If the my $result = 0; line is commented out, then the function still executes properly. This means a) outer scope (firstDirWithFileUnder) can still see the $result variable to be able to return it, and b) print shows that wanted still sees $result value from last time, i.e. it seems to have formed a closure that's persisted beyond the first call of firstDirWithFileUnder.
Can somebody explain what's happening, and suggest how I can properly reset the value of $result to zero upon entering the outer scope?
Using warnings and then diagnostics yields this helpful information, including a solution:
Variable "$needle" will not stay shared at ----- line 12 (#1)
(W closure) An inner (nested) named subroutine is referencing a
lexical variable defined in an outer named subroutine.
When the inner subroutine is called, it will see the value of
the outer subroutine's variable as it was before and during the first
call to the outer subroutine; in this case, after the first call to the
outer subroutine is complete, the inner and outer subroutines will no
longer share a common value for the variable. In other words, the
variable will no longer be shared.
This problem can usually be solved by making the inner subroutine
anonymous, using the sub {} syntax. When inner anonymous subs that
reference variables in outer subroutines are created, they
are automatically rebound to the current values of such variables.
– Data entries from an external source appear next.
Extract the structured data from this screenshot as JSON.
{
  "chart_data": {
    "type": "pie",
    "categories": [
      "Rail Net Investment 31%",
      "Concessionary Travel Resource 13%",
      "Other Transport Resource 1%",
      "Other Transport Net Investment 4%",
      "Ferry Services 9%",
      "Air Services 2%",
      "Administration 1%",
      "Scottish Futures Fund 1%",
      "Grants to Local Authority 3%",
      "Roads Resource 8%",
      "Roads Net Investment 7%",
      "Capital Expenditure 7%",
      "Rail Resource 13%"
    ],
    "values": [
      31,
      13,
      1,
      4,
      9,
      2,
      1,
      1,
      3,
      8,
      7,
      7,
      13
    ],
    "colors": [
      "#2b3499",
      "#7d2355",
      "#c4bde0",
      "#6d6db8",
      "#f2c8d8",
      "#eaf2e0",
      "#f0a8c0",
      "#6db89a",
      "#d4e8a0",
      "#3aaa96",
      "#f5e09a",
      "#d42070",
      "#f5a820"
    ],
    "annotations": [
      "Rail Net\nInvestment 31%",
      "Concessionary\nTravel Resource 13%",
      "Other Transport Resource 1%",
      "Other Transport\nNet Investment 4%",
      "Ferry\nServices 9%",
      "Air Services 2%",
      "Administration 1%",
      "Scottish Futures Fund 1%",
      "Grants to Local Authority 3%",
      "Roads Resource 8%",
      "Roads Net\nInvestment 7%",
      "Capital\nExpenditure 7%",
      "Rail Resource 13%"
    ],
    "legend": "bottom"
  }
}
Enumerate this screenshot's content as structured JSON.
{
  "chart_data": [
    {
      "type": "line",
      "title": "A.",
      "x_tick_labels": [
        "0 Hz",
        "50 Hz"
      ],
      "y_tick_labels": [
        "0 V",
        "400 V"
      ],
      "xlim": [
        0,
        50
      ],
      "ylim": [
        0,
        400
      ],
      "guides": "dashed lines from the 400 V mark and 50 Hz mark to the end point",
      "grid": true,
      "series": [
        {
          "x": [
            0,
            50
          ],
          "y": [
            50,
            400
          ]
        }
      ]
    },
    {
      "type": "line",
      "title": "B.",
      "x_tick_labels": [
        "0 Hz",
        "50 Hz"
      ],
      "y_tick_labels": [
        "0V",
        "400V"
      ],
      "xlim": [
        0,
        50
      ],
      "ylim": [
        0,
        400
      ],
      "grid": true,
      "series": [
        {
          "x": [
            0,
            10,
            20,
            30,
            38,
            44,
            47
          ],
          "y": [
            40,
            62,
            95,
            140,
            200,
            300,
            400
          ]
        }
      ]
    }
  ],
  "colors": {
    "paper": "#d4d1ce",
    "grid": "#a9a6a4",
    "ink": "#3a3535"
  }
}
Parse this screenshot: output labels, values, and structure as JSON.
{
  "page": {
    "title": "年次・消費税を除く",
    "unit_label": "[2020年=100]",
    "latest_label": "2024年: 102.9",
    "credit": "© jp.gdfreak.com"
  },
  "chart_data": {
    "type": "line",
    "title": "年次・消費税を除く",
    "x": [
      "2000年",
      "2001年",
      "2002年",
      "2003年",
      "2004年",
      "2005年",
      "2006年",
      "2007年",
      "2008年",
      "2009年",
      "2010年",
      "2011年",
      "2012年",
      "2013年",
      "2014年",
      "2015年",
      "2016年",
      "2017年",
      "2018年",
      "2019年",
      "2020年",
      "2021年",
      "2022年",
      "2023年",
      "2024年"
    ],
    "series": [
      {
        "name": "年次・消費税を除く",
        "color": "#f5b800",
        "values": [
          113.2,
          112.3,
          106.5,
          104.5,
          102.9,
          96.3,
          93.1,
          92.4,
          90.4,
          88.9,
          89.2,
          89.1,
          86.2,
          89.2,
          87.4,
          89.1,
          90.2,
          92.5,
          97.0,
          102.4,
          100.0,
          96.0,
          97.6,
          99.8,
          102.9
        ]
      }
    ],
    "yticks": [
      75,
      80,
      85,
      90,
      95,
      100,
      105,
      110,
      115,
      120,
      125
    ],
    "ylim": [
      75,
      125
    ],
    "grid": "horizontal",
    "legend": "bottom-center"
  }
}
$result is lexically scoped, meaning a brand new variable is allocated every time you call &firstDirWithFileUnder.
sub wanted { ... } is a compile-time subroutine declaration, meaning it is compiled by the Perl interpreter one time and stored in your package's symbol table. Since it contains a reference to the lexically scoped $result variable, the subroutine definition that Perl saves will only refer to the first instance of $result. The second time you call &firstDirWithFileUnder and declare a new $result variable, this will be a completely different variable than the $result inside &wanted.
You'll want to change your sub wanted { ... } declaration to a lexically scoped, anonymous sub:
my $wanted = sub {
print "\twanted->result is '$result'\n";
...
};
and invoke File::Find::find as
find($wanted, $_[1])
Here, $wanted is a run-time declaration for a subroutine, and it gets redefined with the current reference to $result in every separate call to &firstDirWithFileUnder.
Update: This code snippet may prove instructive:
sub foo {
my $foo = 0; # lexical variable
$bar = 0; # global variable
sub compiletime {
print "compile foo is ", ++$foo, " ", \$foo, "\n";
print "compile bar is ", ++$bar, " ", \$bar, "\n";
}
my $runtime = sub {
print "runtime foo is ", ++$foo, " ", \$foo, "\n";
print "runtime bar is ", ++$bar, " ", \$bar, "\n";
};
&compiletime;
&$runtime;
print "----------------\n";
push #baz, \$foo; # explained below
}
&foo for 1..3;
Typical output:
compile foo is 1 SCALAR(0xac18c0)
compile bar is 1 SCALAR(0xac1938)
runtime foo is 2 SCALAR(0xac18c0)
runtime bar is 2 SCALAR(0xac1938)
----------------
compile foo is 3 SCALAR(0xac18c0)
compile bar is 1 SCALAR(0xac1938)
runtime foo is 1 SCALAR(0xa63d18)
runtime bar is 2 SCALAR(0xac1938)
----------------
compile foo is 4 SCALAR(0xac18c0)
compile bar is 1 SCALAR(0xac1938)
runtime foo is 1 SCALAR(0xac1db8)
runtime bar is 2 SCALAR(0xac1938)
----------------
Note that the compile time $foo always refers to the same variable SCALAR(0xac18c0), and that this is also the run time $foo THE FIRST TIME the function is run.
The last line of &foo, push #baz,\$foo is included in this example so that $foo doesn't get garbage collected at the end of &foo. Otherwise, the 2nd and 3rd runtime $foo might point to the same address, even though they refer to different variables (the memory is reallocated each time the variable is declared).